2. Manipulate what you feel. We don't have agents that feel much yet. Although we do have agents that can behave e.g. in first person shooter games, or Atari. These are RL agents. I’ve been thinking of e.g. generating images that maximize the probability of an RL agent running away, or shooting, in some way. This view is about art having affects on affordances, and manipulating (maximizing and minimizing) the affordances of things, e.g. maximizing the sit-on-able-comfortableness of something. OK, so what i’ve talked about is not quite feelings but affordances. In summary. a formula for making art. Take a pre-trained neural network ... Make things to maximize or minimize its outputs.

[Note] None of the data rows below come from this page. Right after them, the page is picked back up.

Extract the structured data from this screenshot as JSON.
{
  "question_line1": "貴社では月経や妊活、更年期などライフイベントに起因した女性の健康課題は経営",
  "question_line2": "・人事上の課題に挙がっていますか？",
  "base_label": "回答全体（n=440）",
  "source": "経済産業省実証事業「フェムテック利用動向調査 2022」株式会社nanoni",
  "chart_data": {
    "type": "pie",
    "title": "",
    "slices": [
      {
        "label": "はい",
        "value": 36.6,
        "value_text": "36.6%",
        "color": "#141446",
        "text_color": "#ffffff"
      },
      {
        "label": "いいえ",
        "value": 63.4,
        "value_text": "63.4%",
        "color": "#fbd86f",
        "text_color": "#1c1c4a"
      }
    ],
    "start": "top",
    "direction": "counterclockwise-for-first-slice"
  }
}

1. Choose an RL agent, e.g. alphaGo, or an agent trained to cook cakes, or drive cars. 2. Produce (through a process of search/optimization) a visual image that the agent can look at which makes it do or think something, e.g. makes it want to resign, makes it confused about whether it will win, makes it want to add flour, makes it want to hit the breaks. This will be an art object. 3. The full set of art objects for this agent will be all those images which make think or do all the things that can think or do. 4. If it can only think and do 3 things, then there are only 3 pieces of art that agent can appreciate. 5. But hopefully if its an agent that can e.g. drive a Tesla, then the art that a self-driving car would appreciate would be quite diverse, consisting of images that it would assign different values and affordances to, i.e. would make it behave in different ways.
This is related to DeepDream which used gradient ascent to maximize the L2 norm of a layer by modifying the image not the weights. Some tricks were used such as moving the image a little bit each time (jitter), normalizing the gradients in the layers going down to the image, and magnifying the image in 'octaves' so as to not get artifacts at the same spatial scale (?) but the effect was to select for images that manipulated the conclusions of the perceiver and these images were of some interest artistically. Although, in many ways they lacked any real understanding of the image. It highlighted the fact that convolutional neural networks largely work on local texture relations and so can be fooled by modifications to the image that are of this local texture type, rather than higher order image properties. I like the use of jitter and octaves, this relates to what Tom White also did in his work on maximizing imageNet classifications. It forces the image modifications to be more human interpretable and meaningful. Perhaps the images have the property they do because of the greediness of backpropagation, which makes only the changes to the image that in the limit are expected to maximize the decrease of error. Backpropagation makes no guesses for how to change the image in more structured (macro) ways.